Orang she Ouw ini turun. Dia terbelalak sejenak tapi tersenyum mendapat kedipan, meloncat turun dan sudah berhadapanlah Kiat Ma dengan si tinggi kurus itu. Dan ketika si Copet tertawa dan diam-diam melirik suhengnya, Lu Sam, maka Lauw-wangwe berkelebat di atas panggung dan mengejutkan si Copet, karena gerakan hartawan itu sungguh amat cepat dan ringannya, tanda sebuah ilmu meringankan tubuh yang cukup membuat hati keder!

"Orang she Ma, aku sebagai tuan rumah ingin memberimu arak selamat datang. Ayolah, minum ini dan jangan buat aku malu di depan tamu-tamuku!"

"Eh-eh!" Kiat Ma mundur-mundur, mukanya berubah. "Aku... aku tak biasa minum arak, wangwe. Tersedak aku nanti!"

"Ha-ha, kau laki-laki, bukan perempuan. Kenapa takut dan enggan? Ayolah, minum secawan ini saja, orang she Ma. Atau kau sengaja menghinaku yang sungguh-sungguh ingin menghormatimu sebagai tamuku!"
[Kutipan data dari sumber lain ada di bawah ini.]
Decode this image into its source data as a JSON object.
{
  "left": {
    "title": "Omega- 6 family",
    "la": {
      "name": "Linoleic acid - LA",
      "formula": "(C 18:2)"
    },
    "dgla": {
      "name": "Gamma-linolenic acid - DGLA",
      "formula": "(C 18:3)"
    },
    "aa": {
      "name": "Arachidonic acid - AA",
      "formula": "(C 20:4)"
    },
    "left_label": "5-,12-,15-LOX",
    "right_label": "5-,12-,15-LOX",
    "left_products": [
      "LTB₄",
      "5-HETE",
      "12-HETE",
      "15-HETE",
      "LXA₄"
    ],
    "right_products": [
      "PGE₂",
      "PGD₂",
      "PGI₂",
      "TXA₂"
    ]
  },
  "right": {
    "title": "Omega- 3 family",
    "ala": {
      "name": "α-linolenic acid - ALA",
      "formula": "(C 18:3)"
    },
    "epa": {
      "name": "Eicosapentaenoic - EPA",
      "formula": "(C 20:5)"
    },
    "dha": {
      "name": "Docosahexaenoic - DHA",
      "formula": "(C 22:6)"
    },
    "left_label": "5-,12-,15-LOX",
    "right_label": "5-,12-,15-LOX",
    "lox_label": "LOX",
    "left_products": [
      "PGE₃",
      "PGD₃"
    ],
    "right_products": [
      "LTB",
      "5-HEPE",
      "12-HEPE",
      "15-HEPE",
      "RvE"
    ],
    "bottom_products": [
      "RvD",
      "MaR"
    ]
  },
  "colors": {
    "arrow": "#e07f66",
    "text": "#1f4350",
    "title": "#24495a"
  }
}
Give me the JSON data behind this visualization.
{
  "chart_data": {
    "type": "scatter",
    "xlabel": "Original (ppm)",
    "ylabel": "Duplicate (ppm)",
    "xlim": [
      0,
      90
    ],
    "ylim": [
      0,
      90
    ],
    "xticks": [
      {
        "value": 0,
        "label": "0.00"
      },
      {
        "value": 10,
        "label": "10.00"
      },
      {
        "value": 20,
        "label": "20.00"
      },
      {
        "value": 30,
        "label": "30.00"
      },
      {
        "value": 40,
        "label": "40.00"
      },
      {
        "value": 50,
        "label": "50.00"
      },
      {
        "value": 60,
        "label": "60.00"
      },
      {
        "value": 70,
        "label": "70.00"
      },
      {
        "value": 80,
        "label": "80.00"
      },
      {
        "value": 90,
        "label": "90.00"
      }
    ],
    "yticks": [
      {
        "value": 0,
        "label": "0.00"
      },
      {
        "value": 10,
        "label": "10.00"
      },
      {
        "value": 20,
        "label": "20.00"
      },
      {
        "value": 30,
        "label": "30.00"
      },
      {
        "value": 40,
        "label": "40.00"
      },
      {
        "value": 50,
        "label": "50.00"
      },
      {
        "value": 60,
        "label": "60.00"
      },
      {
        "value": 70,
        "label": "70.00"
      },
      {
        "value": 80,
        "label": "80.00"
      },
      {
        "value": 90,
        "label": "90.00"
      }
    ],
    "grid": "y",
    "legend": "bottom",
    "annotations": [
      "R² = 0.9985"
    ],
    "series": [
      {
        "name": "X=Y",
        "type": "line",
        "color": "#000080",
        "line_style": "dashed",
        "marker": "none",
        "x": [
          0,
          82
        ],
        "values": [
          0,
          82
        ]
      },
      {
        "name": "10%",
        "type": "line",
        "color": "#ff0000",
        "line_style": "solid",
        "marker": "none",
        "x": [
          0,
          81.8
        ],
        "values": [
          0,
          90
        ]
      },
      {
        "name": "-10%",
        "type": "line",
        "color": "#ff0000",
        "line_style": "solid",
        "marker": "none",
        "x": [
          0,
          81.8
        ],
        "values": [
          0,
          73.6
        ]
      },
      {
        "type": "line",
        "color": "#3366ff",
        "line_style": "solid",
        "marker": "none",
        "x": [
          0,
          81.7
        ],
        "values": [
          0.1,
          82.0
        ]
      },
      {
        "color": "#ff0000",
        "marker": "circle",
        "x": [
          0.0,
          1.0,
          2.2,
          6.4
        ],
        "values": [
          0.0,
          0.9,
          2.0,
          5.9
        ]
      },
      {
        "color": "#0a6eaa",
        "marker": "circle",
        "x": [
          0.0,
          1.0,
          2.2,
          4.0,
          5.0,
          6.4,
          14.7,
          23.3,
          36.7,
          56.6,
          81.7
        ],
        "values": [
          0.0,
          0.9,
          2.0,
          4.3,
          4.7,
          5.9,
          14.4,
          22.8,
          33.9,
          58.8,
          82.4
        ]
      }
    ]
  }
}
Kiat Ma terpojok. Lauw-wangwe memang sudah berkata bahwa sejak itu dia merupakan tamu undangan, bukan lagi tamu liar dan kini sebagai tamu undangan memang sewajarnya saja hartawan itu menyuguhkan arak. Tapi karena dia tahu bahwa arak itu sudah tercampur obat dan memang si Copet ini sudah mengetahui adanya kecurangan di situ maka Kiat Ma tertegun dan bingung mundur-mundur, melihat cawan sudah disodorkan kepadanya dan Lauw-wangwe itupun maju terus. Menolak terus berarti menghina tuan rumah, tak memberi penghargaan. Dan ketika si Copet itu bingung dan pucat mukanya mendadak Lu Sam maju tergopoh-gopoh dan suhengnya yang menyamar sebagai orang biasa itu berkata,

"Wangwe, agaknya tak adil memberi arak pada orang she Ma ini saja. Bagaimana kalau dibagi juga dengan si tinggi kurus ini? Adalah adil jika penghargaan itu dibagi sama, wangwe. Baik ini maupun itu sama-sama mendapat setengah cawan!"

Lauw-wangwe tertegun. Dia tampak terkejut dan mengerutkan keningnya. Tapi Kiat Ma yang sudah merasa mendapat bantuan suhengnya tiba-tiba berseru, "Benar, kalau begitu aku mau, wangwe. Biarlah sebagai laki-laki aku coba-coba menenggak arak, ha-ha!"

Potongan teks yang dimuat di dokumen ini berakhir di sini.